Jouitteau, M. 2015c. 'Human frontiers: This is an act of smuggling across social borders', Juan Baztan, Omer Chouinard, Bethany Jorgensen, Paul Tett, Jean-Paul Vanderlinden & Liette Vasseur, Coastal zones, solutions for the 21st century, Elsevier: Amsterdam, 53-69. science direct.


  abstract:
 This article examines the possibility of communication between human groups, including academic scientists addressing nonacademics about topics they feel are important for all. This is a study of the effects of boundaries between human groups, and of potential resistance strategies to them. I show that the concrete knowledge anyone has of geographical borders applies to the boundaries created by the categorizations across human groups. Any power relationship leading to categorization among humans leads to the creation of social frontiers: rich versus poor, heterosexuals versus non-heterosexuals, professors versus students, able-bodied versus disabled, men versus women, whites versus nonwhites, centers versus peripheries, and young versus old. These frontiers can be apprehended fundamentally like geopolitical borders. Approaching human categorizations from the angle of geopolitical borders has several advantages.
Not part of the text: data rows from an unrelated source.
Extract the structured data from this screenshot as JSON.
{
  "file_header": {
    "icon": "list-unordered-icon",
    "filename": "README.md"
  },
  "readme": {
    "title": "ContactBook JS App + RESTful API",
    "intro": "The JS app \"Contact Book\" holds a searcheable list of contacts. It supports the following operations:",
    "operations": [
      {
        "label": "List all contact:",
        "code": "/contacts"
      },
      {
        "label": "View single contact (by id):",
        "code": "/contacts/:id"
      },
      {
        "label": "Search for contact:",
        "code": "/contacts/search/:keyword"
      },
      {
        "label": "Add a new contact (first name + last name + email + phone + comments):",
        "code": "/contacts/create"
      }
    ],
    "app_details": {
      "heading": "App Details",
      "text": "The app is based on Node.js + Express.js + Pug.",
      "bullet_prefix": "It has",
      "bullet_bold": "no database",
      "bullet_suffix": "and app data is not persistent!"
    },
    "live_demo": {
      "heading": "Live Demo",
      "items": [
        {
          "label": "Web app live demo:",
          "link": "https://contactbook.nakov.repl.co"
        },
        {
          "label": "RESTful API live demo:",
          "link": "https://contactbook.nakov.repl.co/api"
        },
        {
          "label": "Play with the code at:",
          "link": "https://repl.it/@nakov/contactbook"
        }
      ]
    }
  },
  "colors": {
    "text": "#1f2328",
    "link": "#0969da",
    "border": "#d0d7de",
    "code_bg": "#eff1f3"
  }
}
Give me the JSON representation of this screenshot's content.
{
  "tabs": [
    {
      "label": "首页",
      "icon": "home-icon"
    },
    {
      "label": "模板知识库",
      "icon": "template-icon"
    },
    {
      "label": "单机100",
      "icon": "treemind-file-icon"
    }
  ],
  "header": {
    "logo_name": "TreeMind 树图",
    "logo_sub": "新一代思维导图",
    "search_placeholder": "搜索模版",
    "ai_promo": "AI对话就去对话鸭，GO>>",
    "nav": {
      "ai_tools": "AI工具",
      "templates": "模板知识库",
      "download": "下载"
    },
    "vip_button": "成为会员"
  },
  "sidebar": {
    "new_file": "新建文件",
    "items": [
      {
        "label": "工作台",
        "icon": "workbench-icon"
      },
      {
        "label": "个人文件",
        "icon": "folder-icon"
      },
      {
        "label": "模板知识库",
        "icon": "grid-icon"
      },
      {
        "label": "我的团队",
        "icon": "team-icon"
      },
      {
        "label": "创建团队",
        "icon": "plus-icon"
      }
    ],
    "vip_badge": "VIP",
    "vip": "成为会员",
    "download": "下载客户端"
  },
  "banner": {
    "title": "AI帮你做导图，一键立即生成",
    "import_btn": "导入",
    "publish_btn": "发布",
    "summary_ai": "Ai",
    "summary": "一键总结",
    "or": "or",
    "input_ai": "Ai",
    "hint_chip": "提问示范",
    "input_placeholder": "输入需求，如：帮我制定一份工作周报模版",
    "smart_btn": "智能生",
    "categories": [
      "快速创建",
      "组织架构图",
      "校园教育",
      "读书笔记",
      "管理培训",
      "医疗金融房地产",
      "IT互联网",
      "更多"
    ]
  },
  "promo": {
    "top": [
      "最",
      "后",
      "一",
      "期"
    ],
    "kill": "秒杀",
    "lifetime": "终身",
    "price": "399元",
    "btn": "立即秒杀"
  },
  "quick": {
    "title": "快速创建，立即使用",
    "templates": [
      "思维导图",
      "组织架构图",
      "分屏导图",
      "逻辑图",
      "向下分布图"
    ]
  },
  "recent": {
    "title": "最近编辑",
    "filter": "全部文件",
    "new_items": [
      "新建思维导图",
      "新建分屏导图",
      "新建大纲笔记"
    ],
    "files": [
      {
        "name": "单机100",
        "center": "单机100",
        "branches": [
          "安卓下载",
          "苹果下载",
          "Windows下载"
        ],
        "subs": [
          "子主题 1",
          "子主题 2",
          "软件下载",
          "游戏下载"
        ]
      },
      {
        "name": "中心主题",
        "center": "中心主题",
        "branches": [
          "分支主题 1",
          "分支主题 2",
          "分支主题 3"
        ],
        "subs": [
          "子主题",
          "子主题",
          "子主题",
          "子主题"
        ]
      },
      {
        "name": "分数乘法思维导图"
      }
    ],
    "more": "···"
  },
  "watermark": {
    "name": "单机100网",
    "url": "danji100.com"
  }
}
First, it is an undeniably well-grounded parallel, because geopolitical borders indeed create a categorization among humans: maps are their most famously visualized manifestation. Second, the analogy is useful, because the spatial dimension of geopolitical borders makes them easier to grasp, compared to other types of human categorizations. Finally, this metaphor proves efficient for enabling a change in thinking, by building a dynamic vision of power relationships and categorizations.
 
 The chapter is organized into three parts. In the first part, I argue for the hypothesis that geopolitical boundaries are basically of the same nature as other boundaries between humans in social groups. I show that the organized knowledge humans have about geopolitical boundaries applies to hierarchical boundaries between human groups by reviewing the paradigmatic field of borders: renegotiation of border outlines, passports and identity documents, work visas, immigration, tourism, signposts, customs and tariffs, smugglers, stateless persons, and border populations. In the second part, I propose the following three qualitative parameters to distinguish between these borders: (1) visibility of categorization criteria, (2) opportunities for individuals to elude the border paradigm, and (3) spatial and temporal dimensions and their effects on spaces of intersection. I demonstrate how multiple frontiers interact. In the third part, I show how an analysis in terms of borders captures reality by offering a case study, that of smuggling and smugglers.
 
 This article does not pretend to discover new phenomena. It claims to provide, in clear language, a way to think about the boundaries between categorized human groups. In the following, identity is not represented as immanent or unalterable. The concrete barriers to the freedom of individuals are named, acknowledged, and given a greater degree of visibility. The analysis thus addresses the question of social categorization in doing away with essentialist and/or fragmentary visions of the notion of identity. It investigates the conditions of feasibility for individual or collective resistance strategies against categorizations such as racial or sexual category assignment, without falsely implying that an individual creates the effects of the social world on herself, or can by force of will uncategorize herself. In the line of Foucault's work, state power is not treated as fundamentally different from other instantiations of power between humans. Power produces reality, namely here the categories of human groups. It is all the more effective when hidden, and bringing it to light helps prevent us from succumbing to its pitfalls and paradoxes. This reflection is necessarily interdisciplinary, and the chapter takes illustrations drawing on the fields of sociology, linguistics, political science, gender studies, autobiographical novels, and contemporary art.


Keywords: Cultural studies; Identity frontiers; Identity studies; Intersectionality; Popularisation of science; Sex/race Categorisations


Un pan de cette recherche a été traduite en français dans Jouitteau (2015c').